How Do We Get the Damn Envelope Opened?
It is as true as it is unhelpful to note that the outer envelope (OE) must be opened before someone can pay attention to the insides and send back the reply form or not (almost always, not…).
There is certainly a lot of envelope testing done, no disputing that. But, is there any theory guiding how we should think about the envelope and the job or jobs it needs to do?
Theory makes testing more efficient, gives it aim and purpose and can shed light on the only question that should matter – why something won or lost.
An academic study published in NonProfit Management & Leadership sheds some light on all of this.
This is called a path model. Arrows show direction of influence. The outcome explained here is “intention to open the envelope”, which is highly correlated with actually opening. Our job therefore, is creating intent as it precedes the opening behavior.

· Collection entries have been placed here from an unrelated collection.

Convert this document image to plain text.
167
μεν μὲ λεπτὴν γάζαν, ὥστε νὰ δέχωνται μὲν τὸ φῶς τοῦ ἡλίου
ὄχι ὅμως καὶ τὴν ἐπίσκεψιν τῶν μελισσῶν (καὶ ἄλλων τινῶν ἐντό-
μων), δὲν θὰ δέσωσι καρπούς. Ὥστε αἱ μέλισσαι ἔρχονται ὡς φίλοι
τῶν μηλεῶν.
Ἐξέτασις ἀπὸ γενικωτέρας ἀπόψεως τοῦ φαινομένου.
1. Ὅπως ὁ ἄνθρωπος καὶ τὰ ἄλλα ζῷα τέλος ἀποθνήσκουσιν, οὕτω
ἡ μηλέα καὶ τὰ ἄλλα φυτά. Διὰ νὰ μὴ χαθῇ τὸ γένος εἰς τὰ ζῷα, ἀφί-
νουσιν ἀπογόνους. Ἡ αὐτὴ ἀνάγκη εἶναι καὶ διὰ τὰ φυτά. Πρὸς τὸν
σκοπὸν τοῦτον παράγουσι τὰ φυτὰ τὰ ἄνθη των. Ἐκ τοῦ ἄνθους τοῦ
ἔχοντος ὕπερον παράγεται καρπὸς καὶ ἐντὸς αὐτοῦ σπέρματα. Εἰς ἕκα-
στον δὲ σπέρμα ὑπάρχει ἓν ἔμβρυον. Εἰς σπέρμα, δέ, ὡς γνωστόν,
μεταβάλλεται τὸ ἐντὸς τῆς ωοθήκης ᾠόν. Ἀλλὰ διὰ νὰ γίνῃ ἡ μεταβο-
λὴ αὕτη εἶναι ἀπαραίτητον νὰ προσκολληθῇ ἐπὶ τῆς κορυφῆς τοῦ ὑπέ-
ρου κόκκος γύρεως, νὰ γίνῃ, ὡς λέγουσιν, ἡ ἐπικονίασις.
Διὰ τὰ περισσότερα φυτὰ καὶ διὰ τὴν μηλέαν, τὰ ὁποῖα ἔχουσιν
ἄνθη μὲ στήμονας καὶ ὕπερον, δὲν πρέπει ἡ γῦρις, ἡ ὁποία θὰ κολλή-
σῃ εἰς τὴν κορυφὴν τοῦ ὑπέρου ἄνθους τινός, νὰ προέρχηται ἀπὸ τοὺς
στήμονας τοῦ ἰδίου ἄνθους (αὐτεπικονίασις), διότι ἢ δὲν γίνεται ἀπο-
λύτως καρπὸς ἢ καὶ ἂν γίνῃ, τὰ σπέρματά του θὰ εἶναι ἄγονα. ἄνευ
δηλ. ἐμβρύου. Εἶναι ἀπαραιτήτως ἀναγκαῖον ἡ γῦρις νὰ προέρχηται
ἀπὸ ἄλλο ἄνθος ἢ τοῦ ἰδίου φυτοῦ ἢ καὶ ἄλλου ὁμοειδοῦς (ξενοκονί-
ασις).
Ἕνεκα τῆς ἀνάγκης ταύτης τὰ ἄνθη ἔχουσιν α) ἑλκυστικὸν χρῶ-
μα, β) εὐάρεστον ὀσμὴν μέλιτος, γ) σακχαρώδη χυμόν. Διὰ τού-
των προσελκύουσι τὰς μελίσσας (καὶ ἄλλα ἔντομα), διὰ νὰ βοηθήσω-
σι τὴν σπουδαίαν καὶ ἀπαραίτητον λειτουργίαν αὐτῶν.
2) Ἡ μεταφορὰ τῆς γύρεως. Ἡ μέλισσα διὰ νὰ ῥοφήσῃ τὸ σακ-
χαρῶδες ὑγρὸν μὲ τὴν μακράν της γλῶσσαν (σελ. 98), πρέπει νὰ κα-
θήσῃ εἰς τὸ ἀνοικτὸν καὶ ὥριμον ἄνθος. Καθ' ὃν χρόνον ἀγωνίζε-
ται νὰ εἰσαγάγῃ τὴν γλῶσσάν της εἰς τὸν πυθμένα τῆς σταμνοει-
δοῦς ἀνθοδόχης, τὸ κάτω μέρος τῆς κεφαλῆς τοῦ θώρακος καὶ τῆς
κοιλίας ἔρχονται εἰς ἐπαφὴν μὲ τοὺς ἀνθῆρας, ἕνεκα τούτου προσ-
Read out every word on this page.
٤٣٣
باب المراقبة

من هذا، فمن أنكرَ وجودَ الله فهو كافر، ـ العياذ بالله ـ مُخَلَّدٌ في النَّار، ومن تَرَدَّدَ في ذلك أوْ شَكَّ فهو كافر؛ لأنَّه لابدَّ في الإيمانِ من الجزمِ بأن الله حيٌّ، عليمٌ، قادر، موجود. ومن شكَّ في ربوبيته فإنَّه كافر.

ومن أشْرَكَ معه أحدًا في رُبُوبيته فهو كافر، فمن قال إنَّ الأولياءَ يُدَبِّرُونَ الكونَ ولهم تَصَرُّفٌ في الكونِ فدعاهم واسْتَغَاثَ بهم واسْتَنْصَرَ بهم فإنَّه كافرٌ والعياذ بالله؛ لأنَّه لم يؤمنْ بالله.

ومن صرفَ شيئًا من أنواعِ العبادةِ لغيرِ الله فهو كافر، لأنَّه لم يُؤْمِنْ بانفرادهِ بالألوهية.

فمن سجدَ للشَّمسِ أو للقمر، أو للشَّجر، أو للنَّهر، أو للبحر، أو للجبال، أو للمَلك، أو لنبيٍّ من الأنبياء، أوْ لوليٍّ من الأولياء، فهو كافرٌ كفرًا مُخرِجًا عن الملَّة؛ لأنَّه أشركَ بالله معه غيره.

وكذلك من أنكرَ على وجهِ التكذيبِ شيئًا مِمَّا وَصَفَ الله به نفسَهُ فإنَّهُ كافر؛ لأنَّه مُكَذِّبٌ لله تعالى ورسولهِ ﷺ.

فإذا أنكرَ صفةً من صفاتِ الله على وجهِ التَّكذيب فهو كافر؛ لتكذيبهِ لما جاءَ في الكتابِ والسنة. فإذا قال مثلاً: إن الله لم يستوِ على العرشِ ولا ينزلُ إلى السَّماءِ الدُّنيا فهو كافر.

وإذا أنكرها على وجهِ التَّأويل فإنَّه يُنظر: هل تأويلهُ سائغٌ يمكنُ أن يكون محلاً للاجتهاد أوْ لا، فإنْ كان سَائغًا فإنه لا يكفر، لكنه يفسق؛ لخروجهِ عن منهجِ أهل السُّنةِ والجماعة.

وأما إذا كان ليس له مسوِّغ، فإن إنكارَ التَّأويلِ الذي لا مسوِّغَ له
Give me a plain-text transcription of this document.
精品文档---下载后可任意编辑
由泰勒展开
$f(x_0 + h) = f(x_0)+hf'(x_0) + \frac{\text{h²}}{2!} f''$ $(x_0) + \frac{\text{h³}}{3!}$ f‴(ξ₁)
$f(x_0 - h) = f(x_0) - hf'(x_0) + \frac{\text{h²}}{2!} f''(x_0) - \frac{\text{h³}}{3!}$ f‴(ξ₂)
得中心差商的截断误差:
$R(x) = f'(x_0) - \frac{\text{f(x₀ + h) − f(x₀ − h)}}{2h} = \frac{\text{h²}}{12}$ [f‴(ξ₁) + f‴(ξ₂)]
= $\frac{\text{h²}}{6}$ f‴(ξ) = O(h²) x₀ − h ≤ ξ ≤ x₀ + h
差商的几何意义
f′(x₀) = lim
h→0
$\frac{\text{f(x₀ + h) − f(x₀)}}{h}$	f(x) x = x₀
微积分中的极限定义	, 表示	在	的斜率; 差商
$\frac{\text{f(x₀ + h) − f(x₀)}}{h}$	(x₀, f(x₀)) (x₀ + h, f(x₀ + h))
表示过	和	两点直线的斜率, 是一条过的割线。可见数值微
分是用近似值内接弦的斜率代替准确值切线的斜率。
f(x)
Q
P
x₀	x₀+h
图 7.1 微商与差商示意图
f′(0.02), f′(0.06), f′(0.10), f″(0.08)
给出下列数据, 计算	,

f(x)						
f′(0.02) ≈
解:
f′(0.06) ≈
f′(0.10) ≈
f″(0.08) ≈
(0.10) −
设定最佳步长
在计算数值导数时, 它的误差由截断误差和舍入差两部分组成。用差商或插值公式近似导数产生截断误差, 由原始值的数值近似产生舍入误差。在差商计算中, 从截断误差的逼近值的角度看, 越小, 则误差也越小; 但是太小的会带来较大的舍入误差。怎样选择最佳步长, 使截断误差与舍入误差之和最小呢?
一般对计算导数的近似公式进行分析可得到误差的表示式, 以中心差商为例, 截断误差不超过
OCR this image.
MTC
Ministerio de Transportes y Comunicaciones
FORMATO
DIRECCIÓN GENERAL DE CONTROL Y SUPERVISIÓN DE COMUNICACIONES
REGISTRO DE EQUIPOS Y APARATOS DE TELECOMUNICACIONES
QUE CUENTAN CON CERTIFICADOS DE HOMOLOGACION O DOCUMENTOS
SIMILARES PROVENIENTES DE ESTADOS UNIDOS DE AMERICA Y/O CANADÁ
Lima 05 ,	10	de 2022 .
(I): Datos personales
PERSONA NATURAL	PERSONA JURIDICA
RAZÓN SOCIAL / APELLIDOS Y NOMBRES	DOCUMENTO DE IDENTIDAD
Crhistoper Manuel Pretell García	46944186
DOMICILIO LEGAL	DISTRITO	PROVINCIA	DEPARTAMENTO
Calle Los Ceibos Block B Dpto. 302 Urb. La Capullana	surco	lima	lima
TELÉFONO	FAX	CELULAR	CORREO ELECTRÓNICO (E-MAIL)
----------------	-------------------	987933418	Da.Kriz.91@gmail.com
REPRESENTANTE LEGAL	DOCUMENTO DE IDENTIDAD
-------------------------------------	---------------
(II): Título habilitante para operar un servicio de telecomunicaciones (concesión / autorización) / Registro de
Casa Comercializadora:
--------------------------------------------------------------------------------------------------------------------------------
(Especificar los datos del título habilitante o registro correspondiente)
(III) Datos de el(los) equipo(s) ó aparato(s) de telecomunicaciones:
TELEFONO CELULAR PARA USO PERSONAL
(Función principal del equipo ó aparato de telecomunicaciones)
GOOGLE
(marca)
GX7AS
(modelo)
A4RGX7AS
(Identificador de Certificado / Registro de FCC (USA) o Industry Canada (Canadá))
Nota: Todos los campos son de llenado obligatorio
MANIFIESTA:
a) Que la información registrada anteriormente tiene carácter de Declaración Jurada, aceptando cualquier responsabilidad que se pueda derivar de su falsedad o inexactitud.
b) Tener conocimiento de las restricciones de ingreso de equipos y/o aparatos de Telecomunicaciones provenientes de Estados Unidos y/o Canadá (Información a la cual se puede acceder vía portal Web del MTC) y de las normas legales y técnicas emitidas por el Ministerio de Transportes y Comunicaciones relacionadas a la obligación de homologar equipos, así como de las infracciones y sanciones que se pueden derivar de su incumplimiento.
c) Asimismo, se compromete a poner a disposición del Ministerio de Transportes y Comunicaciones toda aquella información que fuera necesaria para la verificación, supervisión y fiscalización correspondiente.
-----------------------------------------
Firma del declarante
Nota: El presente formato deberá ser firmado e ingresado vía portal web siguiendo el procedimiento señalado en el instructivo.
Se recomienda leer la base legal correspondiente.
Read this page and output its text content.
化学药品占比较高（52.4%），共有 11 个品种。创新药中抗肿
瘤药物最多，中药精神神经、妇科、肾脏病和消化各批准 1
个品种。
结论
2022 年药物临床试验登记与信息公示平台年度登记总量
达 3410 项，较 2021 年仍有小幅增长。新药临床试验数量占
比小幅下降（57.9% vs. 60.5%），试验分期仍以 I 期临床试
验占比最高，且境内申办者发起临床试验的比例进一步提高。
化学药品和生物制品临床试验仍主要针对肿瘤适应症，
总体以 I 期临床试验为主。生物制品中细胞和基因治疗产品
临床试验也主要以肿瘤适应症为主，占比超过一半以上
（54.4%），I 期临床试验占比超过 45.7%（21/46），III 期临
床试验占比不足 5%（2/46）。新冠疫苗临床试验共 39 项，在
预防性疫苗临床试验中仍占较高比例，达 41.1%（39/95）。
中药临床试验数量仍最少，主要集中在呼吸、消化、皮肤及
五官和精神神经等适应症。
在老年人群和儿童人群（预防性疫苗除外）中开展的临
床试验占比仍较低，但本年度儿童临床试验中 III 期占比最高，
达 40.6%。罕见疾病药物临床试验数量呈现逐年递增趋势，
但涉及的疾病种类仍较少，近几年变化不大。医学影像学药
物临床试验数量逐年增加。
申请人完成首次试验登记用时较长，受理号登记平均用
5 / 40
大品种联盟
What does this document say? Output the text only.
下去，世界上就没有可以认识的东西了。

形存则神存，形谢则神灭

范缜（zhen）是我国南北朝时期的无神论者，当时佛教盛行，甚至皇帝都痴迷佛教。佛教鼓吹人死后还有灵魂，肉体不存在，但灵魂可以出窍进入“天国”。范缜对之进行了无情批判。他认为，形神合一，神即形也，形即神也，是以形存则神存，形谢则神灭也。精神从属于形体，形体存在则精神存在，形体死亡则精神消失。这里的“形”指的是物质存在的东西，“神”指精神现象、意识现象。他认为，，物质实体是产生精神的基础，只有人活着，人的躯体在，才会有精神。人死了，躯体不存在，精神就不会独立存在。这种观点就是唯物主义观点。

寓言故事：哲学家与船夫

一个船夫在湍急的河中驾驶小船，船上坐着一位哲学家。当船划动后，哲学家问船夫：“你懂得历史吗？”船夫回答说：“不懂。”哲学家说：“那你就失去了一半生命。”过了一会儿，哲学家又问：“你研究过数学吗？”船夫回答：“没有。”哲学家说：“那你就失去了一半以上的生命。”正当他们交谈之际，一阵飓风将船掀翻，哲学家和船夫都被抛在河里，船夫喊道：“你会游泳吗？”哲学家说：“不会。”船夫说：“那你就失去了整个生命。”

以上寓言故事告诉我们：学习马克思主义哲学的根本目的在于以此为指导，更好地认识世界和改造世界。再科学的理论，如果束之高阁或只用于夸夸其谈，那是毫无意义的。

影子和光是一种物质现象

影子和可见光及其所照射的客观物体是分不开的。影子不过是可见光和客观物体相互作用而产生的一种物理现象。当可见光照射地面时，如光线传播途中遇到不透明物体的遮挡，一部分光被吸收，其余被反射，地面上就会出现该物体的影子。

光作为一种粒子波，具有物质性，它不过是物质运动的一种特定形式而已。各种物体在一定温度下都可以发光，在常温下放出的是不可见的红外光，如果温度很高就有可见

The numeric values are coefficients – bigger means bigger influence or role in creating intention to open.
A few key points:
- The envelope plays a much bigger role in creating intent for acquisition (vs. renewal) audiences.
- Spend less time and money on house file OE
- Cause involvement (consider this as connection to mission) impacts Attention but this is more of a list selection task since Cause Involvement increases the chance that I pay attention to the envelope but the characteristics of the envelope aren’t influencing that path (from Cause to Attention to Intention).
- Pleasure matters more than Arousal and this is especially true for house file donors; and there is a right way and wrong way to do each. (Not sure we at Agitator or DonorVoice ever envisioned writing a fundraising blog with that sentence, much less one dealing with envelopes…)
It is this last finding that provides new, useful and prescriptive guidance.
Pleasure and Arousal are bipolar scales in this study.
We now know that Pleasure is more important than Arousal but you need both, especially for Acquisition.
The other important part is that callouts or imagery on the OE that create sadness or levels of despair aren’t driving intention to open, they are suppressing it.
The creative aim needs to be happy and hopeful.
An OE that creates a happy, hopeful reaction plus creating excitement is really doing the job we hired it to do.
Having typed all that I can almost hear the thundering retort of the control–a plain white, OE with zero branding on it because it creates “intrigue”. Maybe. Three counterpoints to consider:
- Does that plain white envelope really create intrigue or does it trigger fear and anxiety of missing a bill or announcement of a government audit or whatever the hell else negative we think might show up in our mailbox with zero markings on it.
- What is the lifetime value of the donors coming in on the plain, white, unbranded OE, control? Chances are that’s unknown because any test that didn’t win the immediate ‘battle’ of the acquisition metrics was never given a chance to prove it might be the better medium and long-term play.
- With a bit more theory guiding the next test against the plain, white, unbranded OE, I’d bet on the test. That plain white, unbranded OE likely represents “local optimization”, not global; the former being the best of sub-optimum alternatives.
Kevin
Very interesting. It’s long been my view that unless you can come up with irresistible outer envelope copy, don’t use it although I agree that acquisition in particular needs to call to the potential donor. The idea that hope and positive messages – and not messages of need – are more effective is useful. I wonder if this always holds true though, for example in the case of a terrible flood or famine, when the heartbreaking photos beg for action.
Jill, there is plenty of possibility to have copy and/or images that help increase attention and intention in positive ways. But, certainly plenty of possibility to screw it up too. We always fall back on theory to guide the specific, tactical decisions (for this or anything else) and increase the likelihood of choosing well (among an almost infinite # of possibilities) and as or more importantly, having a longer term testing plan to get it “right” over time with continuous learning and improvement guided by a systematic, theory driven approach.
As for disasters, that image “begging for action” could just as easily create a sense of hopelessness.
Have you read Siegfried Voegele’s “Handbook of Direct Mail”?
Chris, yes, have read it (or skimmed extensively) as well as your posts on it. I’ve found his work to be a bit “thin” but a decent starting point. For example, there is a lot of nuance in anticipated emotion. In fact, some recent work parses it into anticipatory emotion (what I feel in the moment when looking at the OE) and anticipated (what i expect to feel if I open it ) that separately influence intention.